Der Vertrag des linken Kneipenkollektivs wird nicht verlängert, die Zukunft damit ungewiss
Erschienen in Neues Deutschland vom 08.08.2018
Über dem Tresen hängt eine Uhr, die anzeigt, wie viele Tage der Mietvertrag der Meuterei noch läuft. Es sind nur noch knapp 300, dann scheint Schluss zu sein für das Kneipenkollektiv in der Reichenberger Straße 58 in Berlin-Kreuzberg.
Vor über neun Jahren mietete das Kollektiv die Ladenräume an, um daraufhin einen Kneipenbetrieb mit politischen und kulturellen Verunstaltungen aufzubauen. Neben dem regulären Betrieb finden in der Kneipe regelmäßig Veranstaltungen, Lesungen, Plena oder Mal- und Spielesonntage statt. Ebenso werden Rechtsberatungen angeboten. Die Meuterei ist mit anderen Kiezstrukturen vernetzt, so dass regelmäßig Stadtteilversammlung mit Bewohner*innen des Bezirks stattfinden. Daraus entwickelte sich später das eigene Projekt Café Reiche mit seinen Stadtteilversammlungen und Aktionen.
2011 wurde das Haus in der Reichenberger Straße im Auftrag der »Zelos Properties GmbH« an die »Vivum Consulting GmbH« weiterverkauft. Vielen Berliner*innen werden diese Firmen noch ein Begriff sein. Sie traten auf im Zusammenhang mit den Mietkämpfen um das Haus in der Torstraße 69, in der die linke Traditionskneipe Baiz bis 2014 ihre Räumlichkeiten hatte, und um das Haus am Lausitzer Platz 17. Die Meuterei organisierte nach dem Verkauf des Hauses Mieter*innenversammlungen, um die Bewohner*innen zum Widerstand zu motivieren – leider erfolglos, denn viele Mieter*innen ließen sich aus den Verträgen kaufen und verließen das Haus. Die Meuterei blieb und klagte auf Verlängerung um weitere fünf Jahre. Daraufhin kam es zur Kündigung und zu einem Rechtsstreit, den die Meuterei gewann.

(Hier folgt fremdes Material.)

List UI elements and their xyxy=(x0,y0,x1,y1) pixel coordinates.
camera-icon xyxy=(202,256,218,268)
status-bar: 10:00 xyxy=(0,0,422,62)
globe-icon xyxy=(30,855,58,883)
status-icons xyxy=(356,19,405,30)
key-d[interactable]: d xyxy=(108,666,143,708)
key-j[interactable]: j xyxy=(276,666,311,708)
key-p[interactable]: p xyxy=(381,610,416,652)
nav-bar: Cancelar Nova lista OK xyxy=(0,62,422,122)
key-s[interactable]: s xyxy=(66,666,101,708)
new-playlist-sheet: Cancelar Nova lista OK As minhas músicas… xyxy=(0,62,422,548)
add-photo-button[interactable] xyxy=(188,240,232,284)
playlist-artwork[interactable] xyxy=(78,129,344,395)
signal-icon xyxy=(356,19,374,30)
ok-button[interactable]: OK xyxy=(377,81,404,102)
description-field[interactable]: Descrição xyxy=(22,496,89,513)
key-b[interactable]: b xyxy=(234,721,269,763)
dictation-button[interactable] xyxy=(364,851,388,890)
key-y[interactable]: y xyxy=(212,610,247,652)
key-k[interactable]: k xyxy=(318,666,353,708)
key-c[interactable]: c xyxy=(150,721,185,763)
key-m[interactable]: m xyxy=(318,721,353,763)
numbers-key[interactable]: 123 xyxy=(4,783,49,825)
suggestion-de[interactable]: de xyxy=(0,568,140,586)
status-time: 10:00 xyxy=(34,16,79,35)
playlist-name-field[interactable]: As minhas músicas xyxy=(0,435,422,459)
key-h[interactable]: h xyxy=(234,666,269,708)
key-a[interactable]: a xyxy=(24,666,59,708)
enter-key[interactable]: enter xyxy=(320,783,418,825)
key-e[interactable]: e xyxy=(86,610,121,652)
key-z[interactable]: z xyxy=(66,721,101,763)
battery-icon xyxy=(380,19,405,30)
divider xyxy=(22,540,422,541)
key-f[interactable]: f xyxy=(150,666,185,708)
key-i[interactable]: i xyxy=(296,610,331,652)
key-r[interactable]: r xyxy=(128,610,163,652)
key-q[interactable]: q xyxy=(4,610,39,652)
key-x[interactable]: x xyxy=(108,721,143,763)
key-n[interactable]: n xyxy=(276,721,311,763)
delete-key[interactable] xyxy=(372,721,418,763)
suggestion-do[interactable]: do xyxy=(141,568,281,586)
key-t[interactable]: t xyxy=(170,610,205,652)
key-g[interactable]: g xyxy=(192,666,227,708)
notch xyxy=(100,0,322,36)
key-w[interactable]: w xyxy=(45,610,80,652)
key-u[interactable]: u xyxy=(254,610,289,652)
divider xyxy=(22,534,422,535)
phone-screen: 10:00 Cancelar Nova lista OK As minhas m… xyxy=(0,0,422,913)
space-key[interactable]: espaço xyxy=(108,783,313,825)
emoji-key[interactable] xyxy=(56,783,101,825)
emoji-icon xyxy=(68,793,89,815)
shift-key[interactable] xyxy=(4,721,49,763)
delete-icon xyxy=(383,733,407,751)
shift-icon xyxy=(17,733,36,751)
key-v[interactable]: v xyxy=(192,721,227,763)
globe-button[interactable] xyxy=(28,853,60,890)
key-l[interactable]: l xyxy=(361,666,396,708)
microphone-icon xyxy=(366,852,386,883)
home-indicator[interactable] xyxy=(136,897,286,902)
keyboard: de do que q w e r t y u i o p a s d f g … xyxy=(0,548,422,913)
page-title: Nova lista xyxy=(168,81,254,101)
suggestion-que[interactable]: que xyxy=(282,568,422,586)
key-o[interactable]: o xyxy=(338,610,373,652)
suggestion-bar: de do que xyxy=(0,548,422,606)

Nun sind diese fünf Jahre jedoch abgelaufen. Die Meuterei hat einen Gewerbemietvertrag, der nach Ablaufen keine automatische Weitervermietung beinhaltet, sondern eventuell einen neuen Vertrag. Somit hat die Kneipe nicht mehr Rechte als alle anderen, die ebenfalls diesen Raum mieten wollen. »Das heißt wir haben keine Möglichkeiten eine Verlängerung des Vertrags einzuklagen«, so die Meuterei in einer aktuellen Stellungnahme.
In einer ähnlichen Situation befinden sich auch weitere linke Läden in Berlin-Kreuzberg und Neukölln. Die Kneipenkollektive Syndikat und Tristeza stehen ebenso wie das Cafe k-fetisch und der Techno-Club ://about blank vor einer ungewissen Zukunft.
Die Geschichte der Kollektive ist dabei eine Geschichte der Verdrängung und des Widerstandes – und somit auch eine Geschichte Kreuzbergs. Der ehemalige Arbeiter*innenbezirk war bis zur Wende geprägt von seiner Randlage in West-Berlin. Studierende, Migrant*innen und die gesamte Alternativszene bestimmten den Kiez. Dann rückte der Bezirk in die Mitte Berlins und geriet ins Rampenlicht der Immobilienwirtschaft. Die Altbauten wurden saniert, die Mieten erhöht. Bewohner*innen, die sich dies nicht mehr leisten können, müssen wegziehen. Ein paar Straßen weiter in der Ohlauer Straße soll nun der Google-Campus entstehen, der weiter zur Aufwertung der Gegend beitragen wird.
Die kapitalistische Verwertungslogik macht nun auch vor der Meuterei nicht halt. Wer aktuell über die Reichenberger Straße läuft, dem fällt die Kneipe zwischen all den hippen Cafés und Ketten auf. War die Straße vor einigen Jahren noch stärker von kleinen Läden geprägt, gehört die Meuterei mittlerweile zu den letzten erschwinglichen Kneipen, die auch versucht, »offen zu sein für verschiedenste Menschen, die aus dem Kiez verdrängt werden sollen und die keinen Zugang zum neuen Kreuzberg haben«, so in der Stellungnahme.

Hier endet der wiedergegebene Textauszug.